We differentiated between the major complications, unscheduled reinterventions, and implant loss occurring after the onset of adjuvant therapy and those occurring before such onset because those occurring prior to radiotherapy are not be considered to be induced, or even caused, by that therapy ([Table 3]).[29] We found events to occur more often after the onset of PMRT when compared with those occurring after 6.2 weeks in the control group.
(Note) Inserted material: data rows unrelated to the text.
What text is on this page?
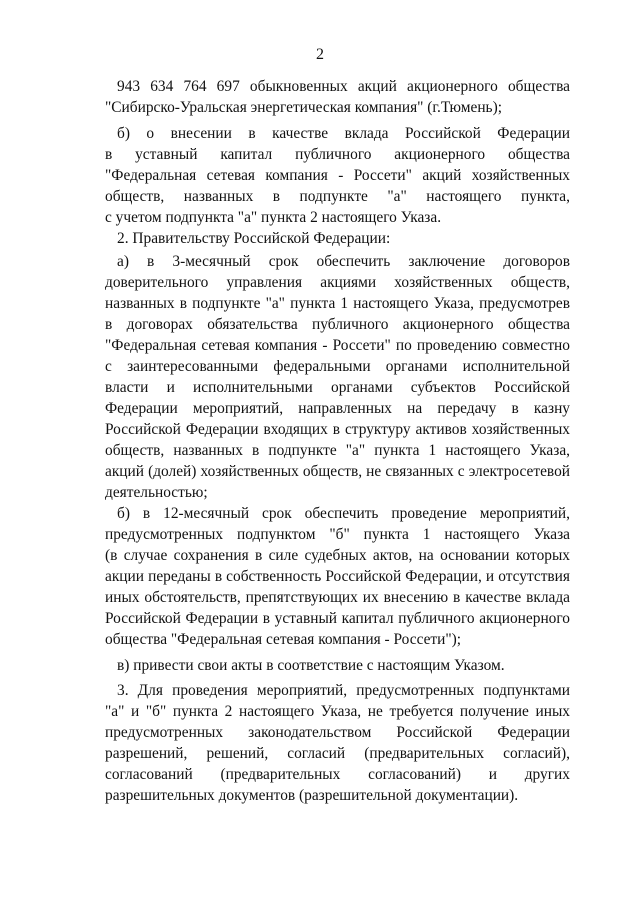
2
943 634 764 697 обыкновенных акций акционерного общества
"Сибирско-Уральская энергетическая компания" (г.Тюмень);
б) о внесении в качестве вклада Российской Федерации
в уставный капитал публичного акционерного общества
"Федеральная сетевая компания - Россети" акций хозяйственных
обществ, названных в подпункте "а" настоящего пункта,
с учетом подпункта "а" пункта 2 настоящего Указа.
2. Правительству Российской Федерации:
а) в 3-месячный срок обеспечить заключение договоров
доверительного управления акциями хозяйственных обществ,
названных в подпункте "а" пункта 1 настоящего Указа, предусмотрев
в договорах обязательства публичного акционерного общества
"Федеральная сетевая компания - Россети" по проведению совместно
с заинтересованными федеральными органами исполнительной
власти и исполнительными органами субъектов Российской
Федерации мероприятий, направленных на передачу в казну
Российской Федерации входящих в структуру активов хозяйственных
обществ, названных в подпункте "а" пункта 1 настоящего Указа,
акций (долей) хозяйственных обществ, не связанных с электросетевой
деятельностью;
б) в 12-месячный срок обеспечить проведение мероприятий,
предусмотренных подпунктом "б" пункта 1 настоящего Указа
(в случае сохранения в силе судебных актов, на основании которых
акции переданы в собственность Российской Федерации, и отсутствия
иных обстоятельств, препятствующих их внесению в качестве вклада
Российской Федерации в уставный капитал публичного акционерного
общества "Федеральная сетевая компания - Россети");
в) привести свои акты в соответствие с настоящим Указом.
3. Для проведения мероприятий, предусмотренных подпунктами
"а" и "б" пункта 2 настоящего Указа, не требуется получение иных
предусмотренных законодательством Российской Федерации
разрешений, решений, согласий (предварительных согласий),
согласований (предварительных согласований) и других
разрешительных документов (разрешительной документации).
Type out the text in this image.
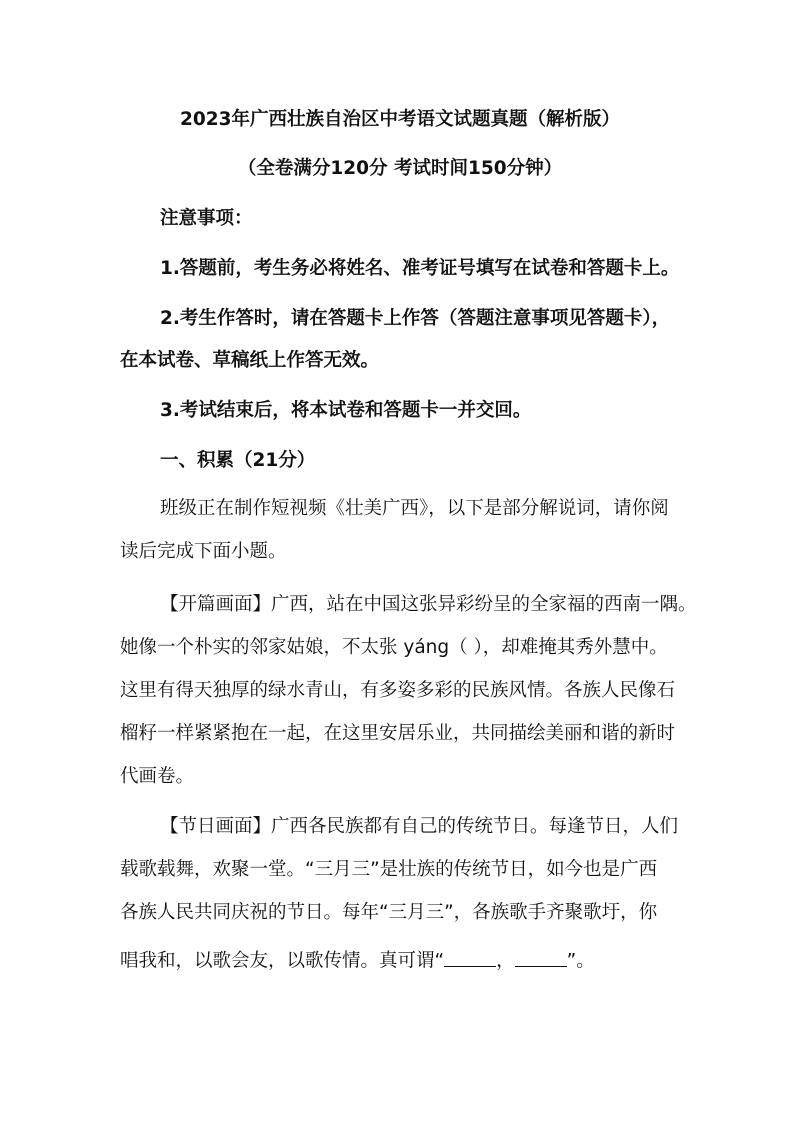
2023年广西壮族自治区中考语文试题真题（解析版）
（全卷满分120分 考试时间150分钟）
注意事项：
1.答题前，考生务必将姓名、准考证号填写在试卷和答题卡上。
2.考生作答时，请在答题卡上作答（答题注意事项见答题卡），
在本试卷、草稿纸上作答无效。
3.考试结束后，将本试卷和答题卡一并交回。
一、积累（21分）
班级正在制作短视频《壮美广西》，以下是部分解说词，请你阅
读后完成下面小题。
【开篇画面】广西，站在中国这张异彩纷呈的全家福的西南一隅。
她像一个朴实的邻家姑娘，不太张 yáng（ ），却难掩其秀外慧中。
这里有得天独厚的绿水青山，有多姿多彩的民族风情。各族人民像石
榴籽一样紧紧抱在一起，在这里安居乐业，共同描绘美丽和谐的新时
代画卷。
【节日画面】广西各民族都有自己的传统节日。每逢节日，人们
载歌载舞，欢聚一堂。“三月三”是壮族的传统节日，如今也是广西
各族人民共同庆祝的节日。每年“三月三”，各族歌手齐聚歌圩，你
唱我和，以歌会友，以歌传情。真可谓“	，	”。
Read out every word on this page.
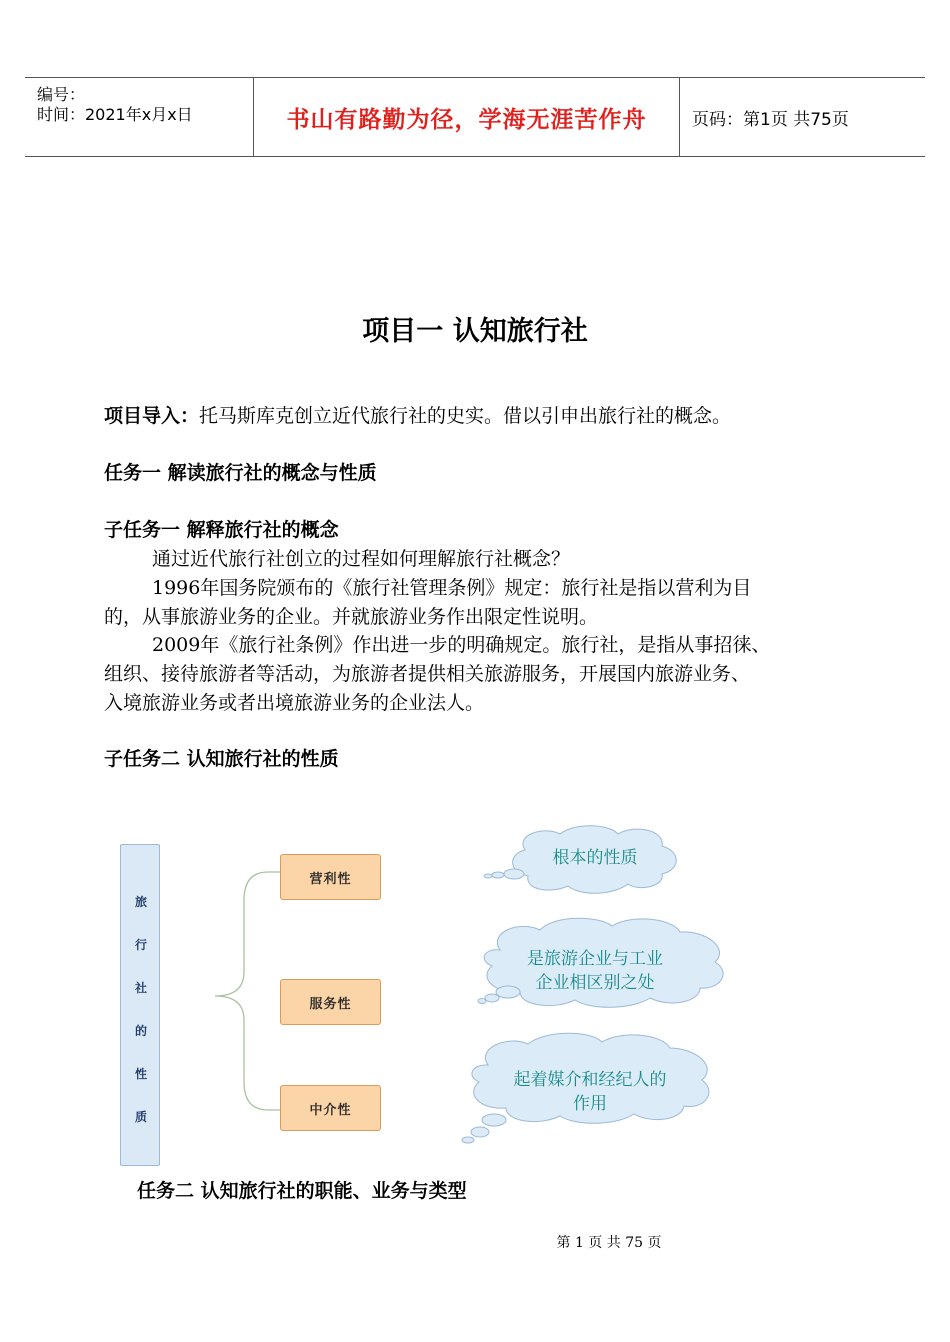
编号：
时间：2021年x月x日	书山有路勤为径，学海无涯苦作舟	页码：第1页 共75页
项目一 认知旅行社
项目导入：托马斯库克创立近代旅行社的史实。借以引申出旅行社的概念。
任务一 解读旅行社的概念与性质
子任务一 解释旅行社的概念
通过近代旅行社创立的过程如何理解旅行社概念？
1996年国务院颁布的《旅行社管理条例》规定：旅行社是指以营利为目
的，从事旅游业务的企业。并就旅游业务作出限定性说明。
2009年《旅行社条例》作出进一步的明确规定。旅行社，是指从事招徕、
组织、接待旅游者等活动，为旅游者提供相关旅游服务，开展国内旅游业务、
入境旅游业务或者出境旅游业务的企业法人。
子任务二 认知旅行社的性质
旅
行
社
的
性
质
营利性
服务性
中介性
根本的性质
是旅游企业与工业
企业相区别之处
起着媒介和经纪人的
作用
任务二 认知旅行社的职能、业务与类型
第 1 页 共 75 页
Of these, the nonsignificantly higher fraction of breasts needing at least one unscheduled reintervention (p = 0.16) and of the total number of these interventions (p = 0.28) observed after the onset of PMRT may be explained by an increased number of reinterventions needed in case a major complication occurs in irradiated tissue. As such, PMRT still seems to have a negative effect on the healing of complications once they occur after combined (N)SSM/SDTI-IBR.
However, it may equally indicate that aggressive surgical treatment of major complications leads to lower numbers of loss of implants. We are inclined to liberally reintervene in case of inflammation or skin breakdown and found this inclination to be associated with a decrease of implant infection and loss (Kooijman, unpublished work). This may explain why complications tended to require multiple reinterventions more often once they occurred in the control group. Because implant loss is the most relevant outcome measure of implant-based breast reconstruction, we regard any decrease of implant loss as a valuable outcome.
In conclusion, our study shows that short-term major complications and implant loss equally appeared in women who underwent adjuvant radiotherapy within 16 weeks after combined [N]SSM/SDTI-IBR, and women who did not undergo such adjuvant treatment. Therefore, we conclude that women who might need to undergo adjuvant radiotherapy after mastectomy ought to be offered the same reconstructive options as those who likely need not. The alleged short-term complications of adjuvant radiotherapy should not be considered valid arguments to advice against or, even, refuse [N]SSM/SDTI-IBR.